Pixar veteran Pete Docter, who has had writing and/or directing credits on “Toy Story,” “Monsters, Inc.,” “Up” and “Inside Out,” among others, directs the story of Joe Gardner (voiced by Jamie Foxx), a music school teacher who is on the verge of getting his big break when he’s in an accident that separates his soul from his physical being. Joe winds up in the Great Before, where souls grow and develop before being sent to Earth. The voice cast includes Tina Fey, Daveed Diggs, Questlove, Angela Basset, June Squibb and Graham Norton. On Disney+.
‘One Night in Miami’ (in theaters, Dec. 25)
You have to love this premise: In 1964 Miami, Malcolm X (Kingsley Ben-Adir), Cassius Clay (Eli Goree), Jim Brown (Aldis Hodge) and Sam Cooke (Leslie Odom Jr.) get together after Clay’s heavyweight title upset of Sonny Liston. Granted, this didn’t really happen, but wouldn’t it have been cool if it had?
This is Regina King’s feature directorial debut, adapting the acclaimed stage play of the same name. With that source material and that cast and that premise, it’s hard to imagine “One Night in Miami” NOT being sensational. In theaters.
‘News of the World’ (Dec. 25)
America’s Dad himself, Tom Hanks, plays Capt. Jefferson Kyle Kidd, who in 1870 is tasked with escorting a 10-year-old girl (Helena Zengel) across hundreds of miles of unforgiving land in a search for home. Directed by the great Paul Greengrass, who has delivered some of the most viscerally impactful films of his generation, from “Bloody Sunday” to the “Bourne” movies to “United 93” to arguably Hanks’ best non-Oscar role in “Captain Phillips.” In theaters.
‘Wonder Woman 1984’ (Dec. 25)
It seems like we’ve been waiting for “Wonder Woman 1984” SINCE 1984, but now we’re assured Patty Jenkins’ globally anticipated sequel to the monster hit of 2017 will be hitting theaters and HBO Max simultaneously on Christmas Day.
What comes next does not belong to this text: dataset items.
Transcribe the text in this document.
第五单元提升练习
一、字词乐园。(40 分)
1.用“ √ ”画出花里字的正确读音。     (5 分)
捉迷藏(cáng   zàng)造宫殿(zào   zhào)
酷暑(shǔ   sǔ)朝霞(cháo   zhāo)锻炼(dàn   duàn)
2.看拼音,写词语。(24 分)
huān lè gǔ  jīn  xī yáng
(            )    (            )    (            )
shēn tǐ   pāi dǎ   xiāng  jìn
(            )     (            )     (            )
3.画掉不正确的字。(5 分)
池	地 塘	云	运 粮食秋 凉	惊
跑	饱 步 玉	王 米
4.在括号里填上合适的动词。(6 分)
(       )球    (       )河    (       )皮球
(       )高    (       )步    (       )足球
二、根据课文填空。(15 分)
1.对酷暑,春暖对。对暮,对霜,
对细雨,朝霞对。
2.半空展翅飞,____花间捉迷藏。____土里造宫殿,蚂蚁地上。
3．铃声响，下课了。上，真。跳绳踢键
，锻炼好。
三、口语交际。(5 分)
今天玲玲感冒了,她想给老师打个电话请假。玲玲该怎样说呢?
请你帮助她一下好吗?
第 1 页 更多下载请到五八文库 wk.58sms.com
Gal Gadot returns as Diana Prince/Wonder Woman. And even though we thought we had said goodbye to Chris Pine’s Steve Trevor, he’s back as well, as are Connie Nielsen as Hippolyta and Robin Wright as Antiope. (I thought she was gone, too, but, you know, flashbacks and superhero movies, so anything is possible.) “WW84” is set during the Cold War, with Wonder Woman facing off against Pedro Pascal’s Maxwell Lord (Pedro Pascal) and Kristen Wiig’s Cheetah, and it will be interesting to see how the enormously likable Wiig transforms herself into a supervillain. In theaters and on HBO Max
See you at the movies. Or maybe we can just watch at home and Zoom about it afterward.